Are there plans for these / are they pretty simple to do? Cross linking from pydata/pandas#626
That seems like it is a pretty simple fix, though more properly we should probably have separate UnicodeAtom and UnicodeCol for 2.* and just make this the StringAtom and StringCol for 3.*.
Hi @scopatz, I'm not sure what is the expected behavior here.
numpy represents unicode (U) as strings of 4 byte items (fixed size).
It is not clear to me which should be the correct mapping on HDF5 data types without loosing of generality.
Also, there already is a VLUnicodeAtom pseudo atom that IMHO is a good candidate to represent that is commonly intended as an unicode string in python.
Hello @avalentino, probably following the numpy convention for now is sufficient. We could have Unicode32Atom, Unicode64Atom, etc for supporting things in full generality.
The problem with the VLUnicodeAtom is that there is no associated VLUnicodeCol, right?
Hi @scopatz, some link from the Internet:
Unicode (fixed size) for data seems to be not directly supported by HDF5. We could try to set up some over-structure or some PyTabes specific machinery to work around the issue but I'm not sure it is a good idea.
Also, at the moment I don't have a clear mind on how to do it.
A better support to unicode (utf-8 encoding) in file and object names is out of the cope of this ticket.
I would target it for PyTables 3.0 since it requires a not so small effort.

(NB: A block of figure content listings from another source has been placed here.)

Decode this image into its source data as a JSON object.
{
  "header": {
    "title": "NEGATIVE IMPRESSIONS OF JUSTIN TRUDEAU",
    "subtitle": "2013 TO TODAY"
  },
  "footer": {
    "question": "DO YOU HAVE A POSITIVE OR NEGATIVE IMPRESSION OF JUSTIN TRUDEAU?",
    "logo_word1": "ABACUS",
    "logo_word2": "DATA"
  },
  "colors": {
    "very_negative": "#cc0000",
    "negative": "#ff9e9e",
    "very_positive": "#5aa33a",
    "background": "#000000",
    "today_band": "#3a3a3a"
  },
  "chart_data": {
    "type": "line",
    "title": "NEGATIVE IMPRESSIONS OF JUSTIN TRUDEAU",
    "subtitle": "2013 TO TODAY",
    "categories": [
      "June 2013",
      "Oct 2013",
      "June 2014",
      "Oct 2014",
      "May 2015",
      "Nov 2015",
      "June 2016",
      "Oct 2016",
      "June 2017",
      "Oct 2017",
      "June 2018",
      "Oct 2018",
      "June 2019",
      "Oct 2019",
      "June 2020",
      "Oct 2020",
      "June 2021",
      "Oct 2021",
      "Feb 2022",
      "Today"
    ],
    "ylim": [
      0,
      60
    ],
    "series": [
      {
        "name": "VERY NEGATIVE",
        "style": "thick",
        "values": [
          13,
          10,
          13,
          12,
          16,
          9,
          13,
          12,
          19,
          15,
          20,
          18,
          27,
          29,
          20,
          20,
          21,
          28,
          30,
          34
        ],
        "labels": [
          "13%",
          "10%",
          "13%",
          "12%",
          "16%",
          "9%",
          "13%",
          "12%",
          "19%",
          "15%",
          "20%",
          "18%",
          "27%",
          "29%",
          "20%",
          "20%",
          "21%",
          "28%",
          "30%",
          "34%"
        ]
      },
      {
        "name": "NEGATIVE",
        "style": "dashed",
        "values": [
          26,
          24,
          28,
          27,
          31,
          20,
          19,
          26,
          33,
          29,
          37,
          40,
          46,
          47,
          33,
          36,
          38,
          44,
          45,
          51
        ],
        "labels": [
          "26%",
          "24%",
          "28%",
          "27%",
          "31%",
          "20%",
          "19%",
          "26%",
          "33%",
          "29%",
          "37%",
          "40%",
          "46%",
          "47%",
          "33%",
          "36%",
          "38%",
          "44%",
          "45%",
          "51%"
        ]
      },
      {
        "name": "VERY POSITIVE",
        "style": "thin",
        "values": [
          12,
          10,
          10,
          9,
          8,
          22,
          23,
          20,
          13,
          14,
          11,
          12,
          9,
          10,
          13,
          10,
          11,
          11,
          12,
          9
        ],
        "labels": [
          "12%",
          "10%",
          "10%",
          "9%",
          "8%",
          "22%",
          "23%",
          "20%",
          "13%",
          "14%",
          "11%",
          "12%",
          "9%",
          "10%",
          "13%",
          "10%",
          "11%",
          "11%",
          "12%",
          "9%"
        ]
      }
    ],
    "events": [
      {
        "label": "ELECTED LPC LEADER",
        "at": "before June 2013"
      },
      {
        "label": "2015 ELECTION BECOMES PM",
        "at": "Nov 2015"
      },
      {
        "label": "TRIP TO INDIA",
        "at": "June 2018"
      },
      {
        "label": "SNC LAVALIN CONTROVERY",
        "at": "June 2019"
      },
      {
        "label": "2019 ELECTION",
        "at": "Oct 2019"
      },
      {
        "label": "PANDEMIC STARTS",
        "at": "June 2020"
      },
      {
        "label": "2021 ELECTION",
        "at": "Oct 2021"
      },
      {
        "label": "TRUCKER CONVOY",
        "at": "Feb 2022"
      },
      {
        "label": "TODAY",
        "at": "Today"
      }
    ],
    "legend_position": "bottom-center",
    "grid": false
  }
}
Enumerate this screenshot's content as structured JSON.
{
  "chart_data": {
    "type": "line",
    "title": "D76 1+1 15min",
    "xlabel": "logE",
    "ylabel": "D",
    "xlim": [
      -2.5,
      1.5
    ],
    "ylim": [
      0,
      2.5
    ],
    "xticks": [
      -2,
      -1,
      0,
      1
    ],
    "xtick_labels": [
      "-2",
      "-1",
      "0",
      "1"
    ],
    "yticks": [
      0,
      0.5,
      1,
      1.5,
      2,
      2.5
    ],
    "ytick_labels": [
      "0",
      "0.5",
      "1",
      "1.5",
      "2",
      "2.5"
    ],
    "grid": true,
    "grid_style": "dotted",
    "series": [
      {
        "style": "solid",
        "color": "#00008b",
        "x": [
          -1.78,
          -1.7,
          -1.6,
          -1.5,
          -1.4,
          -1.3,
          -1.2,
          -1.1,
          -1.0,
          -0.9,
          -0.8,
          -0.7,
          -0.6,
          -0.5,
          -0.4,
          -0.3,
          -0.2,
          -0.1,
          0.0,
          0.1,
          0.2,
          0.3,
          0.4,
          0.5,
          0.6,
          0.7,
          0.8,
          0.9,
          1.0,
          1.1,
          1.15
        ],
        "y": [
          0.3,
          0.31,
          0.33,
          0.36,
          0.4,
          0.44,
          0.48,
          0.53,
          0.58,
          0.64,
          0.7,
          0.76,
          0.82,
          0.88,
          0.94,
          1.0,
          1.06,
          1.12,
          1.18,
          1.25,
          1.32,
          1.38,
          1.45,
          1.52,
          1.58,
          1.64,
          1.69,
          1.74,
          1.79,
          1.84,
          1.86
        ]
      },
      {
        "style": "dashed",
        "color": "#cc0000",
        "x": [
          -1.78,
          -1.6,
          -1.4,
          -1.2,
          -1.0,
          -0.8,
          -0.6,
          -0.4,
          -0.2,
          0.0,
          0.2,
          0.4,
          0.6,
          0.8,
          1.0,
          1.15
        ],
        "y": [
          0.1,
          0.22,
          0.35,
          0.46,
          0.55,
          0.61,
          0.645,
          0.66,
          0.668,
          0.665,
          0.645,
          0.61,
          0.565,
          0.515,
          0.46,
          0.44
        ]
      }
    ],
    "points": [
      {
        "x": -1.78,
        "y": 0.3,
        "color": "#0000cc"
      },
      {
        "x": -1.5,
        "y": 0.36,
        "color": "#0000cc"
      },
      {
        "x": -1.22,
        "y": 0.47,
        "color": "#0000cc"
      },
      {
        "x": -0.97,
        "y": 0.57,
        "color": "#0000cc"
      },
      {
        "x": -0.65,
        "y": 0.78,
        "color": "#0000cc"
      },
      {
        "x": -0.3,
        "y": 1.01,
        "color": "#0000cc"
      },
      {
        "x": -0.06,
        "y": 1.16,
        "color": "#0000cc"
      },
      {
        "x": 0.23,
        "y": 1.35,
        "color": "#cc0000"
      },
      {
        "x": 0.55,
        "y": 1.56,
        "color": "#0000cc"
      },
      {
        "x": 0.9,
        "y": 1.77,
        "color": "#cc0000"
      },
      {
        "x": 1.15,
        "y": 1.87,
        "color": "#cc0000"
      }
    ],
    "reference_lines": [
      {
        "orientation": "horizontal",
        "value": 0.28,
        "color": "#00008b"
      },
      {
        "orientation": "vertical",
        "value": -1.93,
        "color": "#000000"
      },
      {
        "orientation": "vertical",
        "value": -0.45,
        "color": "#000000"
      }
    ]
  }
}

Hi @avalentino, Ok. I agree. If this is too difficult, then we should target it for v3.0, where we will certainly need it.
oh, sorry for confusion
IMHO here we have 2 different issues:
So we agree about (2).
On (1), I think we should see whether this is something that they are interested in at all. Maybe I'll resurrect that thread and ask them again. If they are interested in supporting unicode, then we can wait or maybe send them a patch that includes it. If they are never ever going to implement then we should figure out what to do, if anything.
+1, let me know.